Abstract:
This paper examines a machine-learning model of injury prediction and performance assessment
on female and collegiate-level basketball players through interpretable workload-based
models. The dataset was gathered among the players in the university and district teams based
on training logs, sprint tests (20 m, 30 m, 50 m), records of each weekly session, player survey,
and team performance databases, including variables of ACWR (Acute-toChronic Workload
Ratio is a metric that compares short-term training load to longer-term load), fatigue rating,
minutes played, points per game, history of previous injuries, and environmental conditions.

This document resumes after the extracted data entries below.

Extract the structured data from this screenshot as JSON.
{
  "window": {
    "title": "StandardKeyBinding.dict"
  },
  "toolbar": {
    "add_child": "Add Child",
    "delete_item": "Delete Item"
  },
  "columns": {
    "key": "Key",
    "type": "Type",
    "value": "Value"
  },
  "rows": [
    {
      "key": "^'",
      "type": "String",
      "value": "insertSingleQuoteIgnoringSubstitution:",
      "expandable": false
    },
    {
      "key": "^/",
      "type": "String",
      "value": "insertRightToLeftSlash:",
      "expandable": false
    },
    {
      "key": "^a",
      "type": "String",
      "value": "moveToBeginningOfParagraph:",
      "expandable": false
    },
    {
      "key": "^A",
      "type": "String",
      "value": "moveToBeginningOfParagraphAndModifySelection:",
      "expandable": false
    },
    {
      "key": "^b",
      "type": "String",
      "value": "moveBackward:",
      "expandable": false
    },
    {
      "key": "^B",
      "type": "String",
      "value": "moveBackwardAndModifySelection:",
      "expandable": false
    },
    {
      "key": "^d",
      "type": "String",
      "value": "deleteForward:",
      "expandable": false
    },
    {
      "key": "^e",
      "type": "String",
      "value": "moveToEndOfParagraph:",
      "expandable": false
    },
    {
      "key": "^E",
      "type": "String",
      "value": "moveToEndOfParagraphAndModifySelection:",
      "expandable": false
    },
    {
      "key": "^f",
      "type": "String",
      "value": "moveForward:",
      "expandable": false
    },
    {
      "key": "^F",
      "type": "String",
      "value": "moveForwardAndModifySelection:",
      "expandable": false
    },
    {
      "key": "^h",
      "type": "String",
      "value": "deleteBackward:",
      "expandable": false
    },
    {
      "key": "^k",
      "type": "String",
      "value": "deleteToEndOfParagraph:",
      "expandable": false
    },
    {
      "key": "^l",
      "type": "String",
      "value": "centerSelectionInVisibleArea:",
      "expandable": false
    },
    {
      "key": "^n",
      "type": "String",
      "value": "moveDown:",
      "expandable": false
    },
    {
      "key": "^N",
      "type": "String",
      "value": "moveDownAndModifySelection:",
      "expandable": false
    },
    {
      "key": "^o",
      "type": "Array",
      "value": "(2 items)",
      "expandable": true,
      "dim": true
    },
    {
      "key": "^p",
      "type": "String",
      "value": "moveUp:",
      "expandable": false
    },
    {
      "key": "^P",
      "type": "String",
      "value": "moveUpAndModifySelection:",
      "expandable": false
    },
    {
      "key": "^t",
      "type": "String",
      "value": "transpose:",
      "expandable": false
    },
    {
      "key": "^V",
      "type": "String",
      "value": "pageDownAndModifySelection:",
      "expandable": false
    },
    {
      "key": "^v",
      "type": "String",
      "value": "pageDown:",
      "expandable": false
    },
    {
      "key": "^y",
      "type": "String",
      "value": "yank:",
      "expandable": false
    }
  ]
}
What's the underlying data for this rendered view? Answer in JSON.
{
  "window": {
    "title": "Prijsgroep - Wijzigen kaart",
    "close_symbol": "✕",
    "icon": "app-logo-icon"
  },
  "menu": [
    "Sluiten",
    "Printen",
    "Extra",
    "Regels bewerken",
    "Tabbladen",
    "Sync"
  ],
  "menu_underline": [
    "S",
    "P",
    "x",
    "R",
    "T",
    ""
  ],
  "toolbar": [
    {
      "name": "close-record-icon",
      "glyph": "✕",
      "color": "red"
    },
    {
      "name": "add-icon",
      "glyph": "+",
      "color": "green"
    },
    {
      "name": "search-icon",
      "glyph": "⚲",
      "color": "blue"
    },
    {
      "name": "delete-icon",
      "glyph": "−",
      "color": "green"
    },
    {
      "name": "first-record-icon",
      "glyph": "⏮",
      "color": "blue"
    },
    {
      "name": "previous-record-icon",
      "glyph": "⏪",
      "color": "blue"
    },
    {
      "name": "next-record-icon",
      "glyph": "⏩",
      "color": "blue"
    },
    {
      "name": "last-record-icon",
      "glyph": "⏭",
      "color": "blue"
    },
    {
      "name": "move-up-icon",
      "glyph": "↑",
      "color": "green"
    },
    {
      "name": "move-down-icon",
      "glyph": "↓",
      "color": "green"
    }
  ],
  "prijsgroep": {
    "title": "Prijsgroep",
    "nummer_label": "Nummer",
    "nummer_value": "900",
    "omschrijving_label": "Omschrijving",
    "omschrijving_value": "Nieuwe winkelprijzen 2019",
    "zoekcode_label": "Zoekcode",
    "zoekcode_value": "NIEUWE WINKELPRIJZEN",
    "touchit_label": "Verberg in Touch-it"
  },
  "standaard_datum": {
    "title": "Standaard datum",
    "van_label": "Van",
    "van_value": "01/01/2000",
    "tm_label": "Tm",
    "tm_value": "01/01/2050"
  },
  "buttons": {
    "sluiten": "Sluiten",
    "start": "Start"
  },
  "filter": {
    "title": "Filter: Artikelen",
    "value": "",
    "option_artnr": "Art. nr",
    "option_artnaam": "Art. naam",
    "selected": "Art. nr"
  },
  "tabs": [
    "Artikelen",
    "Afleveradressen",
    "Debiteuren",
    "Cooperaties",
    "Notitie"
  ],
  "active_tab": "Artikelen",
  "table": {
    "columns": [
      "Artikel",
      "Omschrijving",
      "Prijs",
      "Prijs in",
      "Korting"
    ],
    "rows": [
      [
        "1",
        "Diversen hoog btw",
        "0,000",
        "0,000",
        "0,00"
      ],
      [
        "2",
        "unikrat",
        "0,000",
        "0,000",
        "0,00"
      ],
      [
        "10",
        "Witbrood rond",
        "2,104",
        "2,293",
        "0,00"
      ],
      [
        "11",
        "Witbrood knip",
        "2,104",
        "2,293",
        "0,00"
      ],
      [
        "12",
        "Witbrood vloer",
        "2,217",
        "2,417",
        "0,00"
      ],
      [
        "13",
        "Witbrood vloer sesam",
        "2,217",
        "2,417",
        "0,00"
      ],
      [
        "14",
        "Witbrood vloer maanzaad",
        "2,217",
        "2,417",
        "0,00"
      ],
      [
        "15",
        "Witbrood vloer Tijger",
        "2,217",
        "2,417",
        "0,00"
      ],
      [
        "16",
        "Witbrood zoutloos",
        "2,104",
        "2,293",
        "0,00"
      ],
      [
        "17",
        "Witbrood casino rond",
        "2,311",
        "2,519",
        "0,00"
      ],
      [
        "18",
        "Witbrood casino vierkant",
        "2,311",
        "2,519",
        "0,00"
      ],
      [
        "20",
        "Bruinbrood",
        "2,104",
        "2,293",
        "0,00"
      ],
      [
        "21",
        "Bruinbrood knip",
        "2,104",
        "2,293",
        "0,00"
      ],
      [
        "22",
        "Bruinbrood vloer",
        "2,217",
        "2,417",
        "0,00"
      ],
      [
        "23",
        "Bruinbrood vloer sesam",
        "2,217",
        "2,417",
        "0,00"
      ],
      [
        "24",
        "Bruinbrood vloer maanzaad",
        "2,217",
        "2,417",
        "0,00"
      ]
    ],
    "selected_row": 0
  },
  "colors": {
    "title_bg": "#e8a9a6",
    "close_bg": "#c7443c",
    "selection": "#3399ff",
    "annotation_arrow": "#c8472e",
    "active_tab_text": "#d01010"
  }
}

The data consisted of 180 player-weeks of data in two training cycles. The exploratory analysis
revealed obvious changes in workloads and increased ACWR spikes in female athletes. Logistic
regression was used to predict injuries and it was found that fatigue scores and ACWR
were significant predictors with 78 percent accuracy and 0.74 recall. Performance prediction
using linear regression revealed that training intensity, sprint performance and minutes played
were a combination of variables that could explain 62 percent of the variance in player output.
Transparency of the research was achieved by the interpretation methods that could be
used in practical coaching. The results have shown that ACWR with the use of playerspecific
factors can offer valuable information on the concept of workload management, injury probability
downplay and inform evidencebased decisions on behalf of the underrepresented athletic
groups. This study can be used in the creation of non-discriminatory and understandable sports
analytics to match the digital performance tools of the next generation.